A so-called ‘Powernap’ can also severely improve concentration during tournaments. It is a small nap during the day that lasts about 10 to 20 minutes. During this time, the cerebrum regenerates. The art is to wake up after 20 minutes, before the so-called deep sleep (REM) phase kicks in. Sleep scientists agree that such short periods of sleep improve our concentration, performance, and responsiveness (Companies like BASF, Opel, and Lufthansa even provide space and time for power-napping at the work place).

Exercise

Cardio is another key element to optimal ability to concentrate. Who plays sports that require high endurance (like soccer or basketball) is already on the right track. Even better are pure endurance sports, such as hiking, walking, nordic walking, jogging, marathons, biking, ergometer training, speed skating, ice skating, swimming, cross-country, triathlons, rowing, paddling, and mountain climbing. Optimal are approximately 30 minutes per day. Who practices several of these endurance sports is recommended to be very aware of the movements and feel the body while moving. This is also not the place and time for analysis – free your mind from your thoughts and try to withdraw from the world for a while.

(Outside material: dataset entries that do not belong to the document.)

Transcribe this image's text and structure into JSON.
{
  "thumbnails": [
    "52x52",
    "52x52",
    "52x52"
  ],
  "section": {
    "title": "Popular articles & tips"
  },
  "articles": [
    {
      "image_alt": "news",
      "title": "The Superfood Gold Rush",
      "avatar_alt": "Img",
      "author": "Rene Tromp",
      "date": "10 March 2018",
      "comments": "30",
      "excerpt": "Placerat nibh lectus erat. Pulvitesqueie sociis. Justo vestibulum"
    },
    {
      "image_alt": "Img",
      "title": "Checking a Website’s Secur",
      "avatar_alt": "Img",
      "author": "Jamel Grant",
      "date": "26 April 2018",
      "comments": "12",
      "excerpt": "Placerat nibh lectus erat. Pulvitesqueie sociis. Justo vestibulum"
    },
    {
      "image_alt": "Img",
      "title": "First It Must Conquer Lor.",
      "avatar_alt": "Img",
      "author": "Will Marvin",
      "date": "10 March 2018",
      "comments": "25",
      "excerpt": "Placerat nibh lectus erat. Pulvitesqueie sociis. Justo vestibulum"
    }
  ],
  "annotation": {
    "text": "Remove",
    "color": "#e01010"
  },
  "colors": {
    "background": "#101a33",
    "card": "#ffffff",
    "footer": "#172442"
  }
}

Who is absolutely unathletic and rather avoids exercising can still make progress by juggling. It is also recommended to get up during tournaments and walk around once concentration has begun to fade.

Drinking

Sufficient liquid intake is indispensable. Drinking is important before, during, and after the duel. Similar to glucose (see 1st subtopic), players are advised to forego beverages with caffeine, such as coffee, coke, and energy drinks, as the energy boost is only a short-term effect.